On the transitivity of Lie ideals and a characterization of perfect Lie algebras

TL;DR

This paper investigates conditions under which Lie subideals are actually ideals, and characterizes perfect Lie algebras through the transitivity of the Lie ideal relation, providing intrinsic criteria for their identification.

Contribution

It introduces intrinsic and extrinsic conditions for the transitivity of Lie ideals and characterizes perfect Lie algebras via this transitivity property.

Findings

Perfect Lie algebras are characterized by the transitivity of the Lie ideal relation.

Subideals of perfect Lie algebras are necessarily ideals.

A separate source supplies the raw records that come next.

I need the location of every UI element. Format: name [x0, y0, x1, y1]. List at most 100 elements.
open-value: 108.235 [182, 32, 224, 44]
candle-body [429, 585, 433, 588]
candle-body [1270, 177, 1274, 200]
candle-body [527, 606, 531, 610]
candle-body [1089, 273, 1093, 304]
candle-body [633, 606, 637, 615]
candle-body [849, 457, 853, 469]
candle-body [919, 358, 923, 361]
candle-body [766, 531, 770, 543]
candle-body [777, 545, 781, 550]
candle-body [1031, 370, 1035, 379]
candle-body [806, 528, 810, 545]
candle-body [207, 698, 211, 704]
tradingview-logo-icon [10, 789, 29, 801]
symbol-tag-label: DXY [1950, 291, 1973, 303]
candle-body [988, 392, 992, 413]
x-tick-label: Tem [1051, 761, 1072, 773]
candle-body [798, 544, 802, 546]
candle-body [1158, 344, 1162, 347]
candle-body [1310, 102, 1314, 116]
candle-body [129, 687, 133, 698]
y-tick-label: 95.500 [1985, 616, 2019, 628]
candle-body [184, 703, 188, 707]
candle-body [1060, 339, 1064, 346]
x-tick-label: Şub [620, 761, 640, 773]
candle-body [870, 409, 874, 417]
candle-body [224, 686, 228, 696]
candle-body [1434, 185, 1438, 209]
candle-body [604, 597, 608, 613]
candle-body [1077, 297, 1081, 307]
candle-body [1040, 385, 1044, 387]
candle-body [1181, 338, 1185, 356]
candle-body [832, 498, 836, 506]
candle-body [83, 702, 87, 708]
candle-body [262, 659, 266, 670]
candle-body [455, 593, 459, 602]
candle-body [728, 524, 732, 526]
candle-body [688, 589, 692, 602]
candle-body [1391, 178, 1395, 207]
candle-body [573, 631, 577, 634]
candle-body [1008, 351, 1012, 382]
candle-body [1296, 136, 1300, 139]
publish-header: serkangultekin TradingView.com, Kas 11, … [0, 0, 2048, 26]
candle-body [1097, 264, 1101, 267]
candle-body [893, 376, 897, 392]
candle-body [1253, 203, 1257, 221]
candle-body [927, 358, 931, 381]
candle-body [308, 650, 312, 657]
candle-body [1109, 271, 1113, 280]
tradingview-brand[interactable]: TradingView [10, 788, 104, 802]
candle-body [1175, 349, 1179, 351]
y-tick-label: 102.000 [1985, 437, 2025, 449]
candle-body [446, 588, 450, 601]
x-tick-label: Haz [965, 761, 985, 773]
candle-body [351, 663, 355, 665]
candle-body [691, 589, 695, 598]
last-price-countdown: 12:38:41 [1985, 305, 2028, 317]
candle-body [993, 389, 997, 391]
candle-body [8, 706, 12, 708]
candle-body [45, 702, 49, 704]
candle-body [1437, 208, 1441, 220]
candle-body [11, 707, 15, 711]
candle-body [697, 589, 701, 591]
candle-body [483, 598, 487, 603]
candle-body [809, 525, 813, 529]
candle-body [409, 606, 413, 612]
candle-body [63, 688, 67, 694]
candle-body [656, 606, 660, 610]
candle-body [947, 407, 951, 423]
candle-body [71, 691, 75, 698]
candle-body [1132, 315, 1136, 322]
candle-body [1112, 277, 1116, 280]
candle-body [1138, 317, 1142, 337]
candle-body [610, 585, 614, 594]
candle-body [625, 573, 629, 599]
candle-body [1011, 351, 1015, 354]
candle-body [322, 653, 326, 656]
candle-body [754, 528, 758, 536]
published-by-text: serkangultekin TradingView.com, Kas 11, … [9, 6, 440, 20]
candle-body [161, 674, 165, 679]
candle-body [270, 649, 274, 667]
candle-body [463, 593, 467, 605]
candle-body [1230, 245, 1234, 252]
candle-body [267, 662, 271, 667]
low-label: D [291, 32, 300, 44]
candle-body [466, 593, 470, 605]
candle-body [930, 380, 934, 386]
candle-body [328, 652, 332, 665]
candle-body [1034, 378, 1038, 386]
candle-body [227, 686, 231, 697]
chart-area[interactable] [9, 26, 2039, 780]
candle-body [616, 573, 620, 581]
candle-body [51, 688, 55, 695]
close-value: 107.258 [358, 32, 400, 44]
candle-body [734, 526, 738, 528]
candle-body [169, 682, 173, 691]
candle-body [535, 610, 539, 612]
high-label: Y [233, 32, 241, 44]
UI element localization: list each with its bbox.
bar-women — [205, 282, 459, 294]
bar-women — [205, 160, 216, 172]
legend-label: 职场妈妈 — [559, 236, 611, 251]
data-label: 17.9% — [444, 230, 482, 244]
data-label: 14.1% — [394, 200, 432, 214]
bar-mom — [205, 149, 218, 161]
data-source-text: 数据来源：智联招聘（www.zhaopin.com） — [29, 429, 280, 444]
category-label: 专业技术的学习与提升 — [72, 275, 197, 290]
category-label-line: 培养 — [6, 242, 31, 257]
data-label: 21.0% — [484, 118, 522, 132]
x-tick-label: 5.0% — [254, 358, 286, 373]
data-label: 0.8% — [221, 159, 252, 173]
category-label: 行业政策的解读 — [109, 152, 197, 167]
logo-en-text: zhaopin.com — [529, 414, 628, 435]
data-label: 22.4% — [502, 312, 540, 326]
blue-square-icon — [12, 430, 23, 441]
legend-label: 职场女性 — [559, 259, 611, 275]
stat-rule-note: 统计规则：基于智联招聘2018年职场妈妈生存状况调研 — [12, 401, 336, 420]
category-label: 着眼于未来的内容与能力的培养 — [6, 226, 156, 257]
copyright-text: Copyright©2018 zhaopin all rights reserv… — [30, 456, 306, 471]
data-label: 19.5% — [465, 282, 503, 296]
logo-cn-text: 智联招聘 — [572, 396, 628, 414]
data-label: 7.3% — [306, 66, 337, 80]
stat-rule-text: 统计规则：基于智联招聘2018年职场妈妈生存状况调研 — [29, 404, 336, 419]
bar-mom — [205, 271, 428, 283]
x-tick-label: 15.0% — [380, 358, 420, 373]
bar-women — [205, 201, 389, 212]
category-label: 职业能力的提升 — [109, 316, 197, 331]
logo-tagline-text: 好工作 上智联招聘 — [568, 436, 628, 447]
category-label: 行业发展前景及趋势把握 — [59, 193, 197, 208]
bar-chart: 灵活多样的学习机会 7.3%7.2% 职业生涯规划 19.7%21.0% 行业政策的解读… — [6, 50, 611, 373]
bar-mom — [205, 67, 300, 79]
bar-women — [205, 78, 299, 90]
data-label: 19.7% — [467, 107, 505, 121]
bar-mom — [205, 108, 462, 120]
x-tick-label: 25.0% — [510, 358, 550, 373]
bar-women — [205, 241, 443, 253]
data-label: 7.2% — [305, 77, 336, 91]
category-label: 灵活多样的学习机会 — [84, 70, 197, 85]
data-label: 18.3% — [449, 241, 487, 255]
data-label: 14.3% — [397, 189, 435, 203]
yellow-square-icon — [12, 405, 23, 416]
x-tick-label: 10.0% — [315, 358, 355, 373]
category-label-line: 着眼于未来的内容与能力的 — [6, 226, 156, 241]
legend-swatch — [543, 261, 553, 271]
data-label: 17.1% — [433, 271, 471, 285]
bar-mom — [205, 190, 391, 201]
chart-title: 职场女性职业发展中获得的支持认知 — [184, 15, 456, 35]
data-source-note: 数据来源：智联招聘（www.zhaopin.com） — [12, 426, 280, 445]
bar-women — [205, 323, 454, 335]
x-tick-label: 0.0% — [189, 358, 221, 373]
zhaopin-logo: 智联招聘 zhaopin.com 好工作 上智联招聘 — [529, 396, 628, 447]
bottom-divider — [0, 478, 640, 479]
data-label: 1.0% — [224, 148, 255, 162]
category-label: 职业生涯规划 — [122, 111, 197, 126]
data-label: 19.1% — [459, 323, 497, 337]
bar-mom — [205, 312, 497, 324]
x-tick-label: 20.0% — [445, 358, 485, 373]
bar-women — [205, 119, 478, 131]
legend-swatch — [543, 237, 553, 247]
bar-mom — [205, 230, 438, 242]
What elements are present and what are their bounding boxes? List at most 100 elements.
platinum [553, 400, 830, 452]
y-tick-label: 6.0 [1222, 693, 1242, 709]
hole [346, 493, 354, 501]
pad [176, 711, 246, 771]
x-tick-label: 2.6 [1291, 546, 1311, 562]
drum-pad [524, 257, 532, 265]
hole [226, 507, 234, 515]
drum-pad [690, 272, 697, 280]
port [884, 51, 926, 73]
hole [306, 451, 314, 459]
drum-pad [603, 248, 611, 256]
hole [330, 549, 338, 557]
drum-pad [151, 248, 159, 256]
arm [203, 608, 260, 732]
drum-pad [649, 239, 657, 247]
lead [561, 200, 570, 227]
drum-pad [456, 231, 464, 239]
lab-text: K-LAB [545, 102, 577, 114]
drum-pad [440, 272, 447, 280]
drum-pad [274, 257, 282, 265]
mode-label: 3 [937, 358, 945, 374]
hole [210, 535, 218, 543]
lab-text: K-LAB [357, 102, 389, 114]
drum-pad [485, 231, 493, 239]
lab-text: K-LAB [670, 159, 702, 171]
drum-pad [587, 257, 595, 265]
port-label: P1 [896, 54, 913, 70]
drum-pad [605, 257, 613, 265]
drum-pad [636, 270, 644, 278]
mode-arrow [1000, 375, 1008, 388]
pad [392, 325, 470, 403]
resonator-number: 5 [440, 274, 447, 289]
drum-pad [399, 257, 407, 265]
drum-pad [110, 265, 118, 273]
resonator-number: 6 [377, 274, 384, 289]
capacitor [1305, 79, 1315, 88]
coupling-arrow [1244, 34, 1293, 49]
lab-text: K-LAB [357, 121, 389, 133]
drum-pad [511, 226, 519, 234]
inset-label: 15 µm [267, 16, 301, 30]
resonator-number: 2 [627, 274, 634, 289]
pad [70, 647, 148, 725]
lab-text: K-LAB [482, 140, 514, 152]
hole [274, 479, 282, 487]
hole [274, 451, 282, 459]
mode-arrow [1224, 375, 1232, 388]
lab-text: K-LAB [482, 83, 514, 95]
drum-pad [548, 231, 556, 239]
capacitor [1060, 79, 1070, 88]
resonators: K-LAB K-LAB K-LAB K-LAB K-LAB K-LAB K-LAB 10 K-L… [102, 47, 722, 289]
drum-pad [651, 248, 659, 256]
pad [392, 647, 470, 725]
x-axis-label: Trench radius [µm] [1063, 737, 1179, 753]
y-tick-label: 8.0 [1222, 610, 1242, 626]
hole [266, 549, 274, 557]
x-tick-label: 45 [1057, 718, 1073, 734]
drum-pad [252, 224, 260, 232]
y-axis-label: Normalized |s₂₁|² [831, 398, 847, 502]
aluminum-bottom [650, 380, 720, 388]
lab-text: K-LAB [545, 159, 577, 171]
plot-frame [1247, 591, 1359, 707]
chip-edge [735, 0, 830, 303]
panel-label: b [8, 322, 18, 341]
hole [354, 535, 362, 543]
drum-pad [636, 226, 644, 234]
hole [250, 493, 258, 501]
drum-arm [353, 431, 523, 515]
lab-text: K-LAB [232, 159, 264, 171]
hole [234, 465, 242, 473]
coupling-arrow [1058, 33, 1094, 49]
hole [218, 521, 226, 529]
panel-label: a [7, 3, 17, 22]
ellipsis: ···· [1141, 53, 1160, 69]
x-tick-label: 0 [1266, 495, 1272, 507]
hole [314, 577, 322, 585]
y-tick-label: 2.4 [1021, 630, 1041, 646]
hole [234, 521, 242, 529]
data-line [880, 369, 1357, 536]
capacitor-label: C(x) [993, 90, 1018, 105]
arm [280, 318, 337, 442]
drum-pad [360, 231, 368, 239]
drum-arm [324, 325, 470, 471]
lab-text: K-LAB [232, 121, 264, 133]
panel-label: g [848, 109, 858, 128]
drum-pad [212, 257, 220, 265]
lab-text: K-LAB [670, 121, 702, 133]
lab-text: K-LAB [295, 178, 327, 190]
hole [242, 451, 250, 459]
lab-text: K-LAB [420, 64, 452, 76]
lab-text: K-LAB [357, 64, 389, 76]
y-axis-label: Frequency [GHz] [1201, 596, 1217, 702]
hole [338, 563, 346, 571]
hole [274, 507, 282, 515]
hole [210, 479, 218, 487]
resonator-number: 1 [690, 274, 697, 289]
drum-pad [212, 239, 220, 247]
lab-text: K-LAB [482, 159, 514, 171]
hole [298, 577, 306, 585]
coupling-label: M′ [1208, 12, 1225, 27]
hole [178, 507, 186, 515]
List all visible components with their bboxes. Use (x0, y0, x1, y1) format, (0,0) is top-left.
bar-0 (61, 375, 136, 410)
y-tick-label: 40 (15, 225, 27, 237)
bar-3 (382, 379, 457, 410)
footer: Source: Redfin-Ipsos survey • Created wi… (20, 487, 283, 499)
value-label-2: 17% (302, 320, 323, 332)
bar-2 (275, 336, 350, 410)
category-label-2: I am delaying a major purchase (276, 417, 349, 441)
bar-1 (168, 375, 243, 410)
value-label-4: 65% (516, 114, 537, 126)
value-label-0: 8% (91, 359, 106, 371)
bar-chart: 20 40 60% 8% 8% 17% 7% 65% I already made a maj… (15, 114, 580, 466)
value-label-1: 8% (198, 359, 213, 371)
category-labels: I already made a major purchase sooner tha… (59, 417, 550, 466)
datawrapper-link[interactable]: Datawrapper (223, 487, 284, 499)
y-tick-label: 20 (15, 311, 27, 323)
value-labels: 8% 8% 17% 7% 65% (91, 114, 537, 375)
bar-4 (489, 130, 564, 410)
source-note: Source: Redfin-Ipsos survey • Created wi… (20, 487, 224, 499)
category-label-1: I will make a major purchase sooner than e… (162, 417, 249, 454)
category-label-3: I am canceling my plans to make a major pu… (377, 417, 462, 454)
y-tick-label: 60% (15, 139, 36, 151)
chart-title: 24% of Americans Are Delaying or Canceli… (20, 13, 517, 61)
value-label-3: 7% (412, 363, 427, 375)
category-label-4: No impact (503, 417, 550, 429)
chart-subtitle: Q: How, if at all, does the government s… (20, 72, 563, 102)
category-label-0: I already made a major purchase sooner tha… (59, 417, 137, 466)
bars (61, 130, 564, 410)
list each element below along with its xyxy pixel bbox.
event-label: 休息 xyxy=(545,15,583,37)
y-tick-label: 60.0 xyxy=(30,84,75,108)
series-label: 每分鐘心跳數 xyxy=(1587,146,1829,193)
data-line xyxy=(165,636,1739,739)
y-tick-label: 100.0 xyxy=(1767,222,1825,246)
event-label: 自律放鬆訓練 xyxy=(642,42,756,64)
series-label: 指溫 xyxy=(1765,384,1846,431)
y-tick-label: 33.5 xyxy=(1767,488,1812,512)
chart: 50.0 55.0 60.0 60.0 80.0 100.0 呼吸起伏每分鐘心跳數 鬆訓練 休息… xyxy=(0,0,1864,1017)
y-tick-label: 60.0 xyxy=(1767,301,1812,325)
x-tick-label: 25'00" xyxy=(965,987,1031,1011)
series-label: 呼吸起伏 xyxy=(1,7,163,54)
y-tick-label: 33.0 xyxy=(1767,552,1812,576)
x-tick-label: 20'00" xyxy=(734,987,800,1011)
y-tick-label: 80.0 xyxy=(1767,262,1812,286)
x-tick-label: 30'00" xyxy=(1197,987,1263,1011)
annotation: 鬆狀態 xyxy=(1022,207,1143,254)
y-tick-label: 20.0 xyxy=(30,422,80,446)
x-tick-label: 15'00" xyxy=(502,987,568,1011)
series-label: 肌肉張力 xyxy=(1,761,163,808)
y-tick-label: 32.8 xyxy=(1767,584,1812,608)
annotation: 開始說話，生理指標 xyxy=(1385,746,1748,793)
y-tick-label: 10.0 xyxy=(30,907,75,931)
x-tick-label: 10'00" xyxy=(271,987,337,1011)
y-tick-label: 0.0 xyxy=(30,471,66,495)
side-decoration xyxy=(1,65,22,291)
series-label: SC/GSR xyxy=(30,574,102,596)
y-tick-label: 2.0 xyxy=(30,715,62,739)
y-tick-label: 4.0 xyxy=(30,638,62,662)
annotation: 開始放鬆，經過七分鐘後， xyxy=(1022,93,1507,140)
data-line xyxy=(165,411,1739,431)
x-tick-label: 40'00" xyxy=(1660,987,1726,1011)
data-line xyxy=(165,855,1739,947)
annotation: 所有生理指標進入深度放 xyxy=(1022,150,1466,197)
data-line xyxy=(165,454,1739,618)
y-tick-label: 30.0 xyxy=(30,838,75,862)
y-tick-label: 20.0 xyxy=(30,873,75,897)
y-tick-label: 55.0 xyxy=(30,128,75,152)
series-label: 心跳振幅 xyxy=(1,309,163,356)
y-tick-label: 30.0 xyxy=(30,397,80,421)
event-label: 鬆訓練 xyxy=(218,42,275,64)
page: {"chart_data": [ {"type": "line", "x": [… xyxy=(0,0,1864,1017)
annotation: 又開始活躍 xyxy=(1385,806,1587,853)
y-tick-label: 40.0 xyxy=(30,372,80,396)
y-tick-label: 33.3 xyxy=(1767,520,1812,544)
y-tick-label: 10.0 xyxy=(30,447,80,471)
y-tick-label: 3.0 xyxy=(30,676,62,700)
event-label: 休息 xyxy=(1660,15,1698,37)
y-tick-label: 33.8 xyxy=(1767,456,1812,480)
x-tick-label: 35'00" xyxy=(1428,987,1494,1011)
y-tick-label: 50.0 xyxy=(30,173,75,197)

The paper provides intrinsic criteria for identifying perfect Lie algebras.

Abstract

We explore general intrinsic and extrinsic conditions that allow the transitivity of the relation of being a Lie ideal, in the sense that if a Lie algebra $\mathfrak{h}$ is a subideal of a Lie algebra $\mathfrak{g}$ (i.e. there exist Lie subalgebras $\mathfrak{l}_0,\mathfrak{l}_1,\dots,\mathfrak{l}_n$ of $\mathfrak{g}$ with $\mathfrak{h}=\mathfrak{l}_0\unlhd \mathfrak{l}_1 \unlhd\cdots \unlhd \mathfrak{l}_n=\mathfrak{g}$), then $\mathfrak{h}$ is an ideal of $\mathfrak{g}$. We also prove that perfect Lie algebras of arbitrary dimension and over any field are intrinsically characterized by transitivity of this type; In particular, we show that a Lie algebra $\mathfrak{h}$ is perfect (i.e. $\mathfrak{h}=[\mathfrak{h}, \mathfrak{h}]$) if and only if for any Lie algebra $\mathfrak{g}$ such that $\mathfrak{h}$ is a subideal of $\mathfrak{g}$, it follows that $\mathfrak{h}$ is an ideal of $\mathfrak{g}$.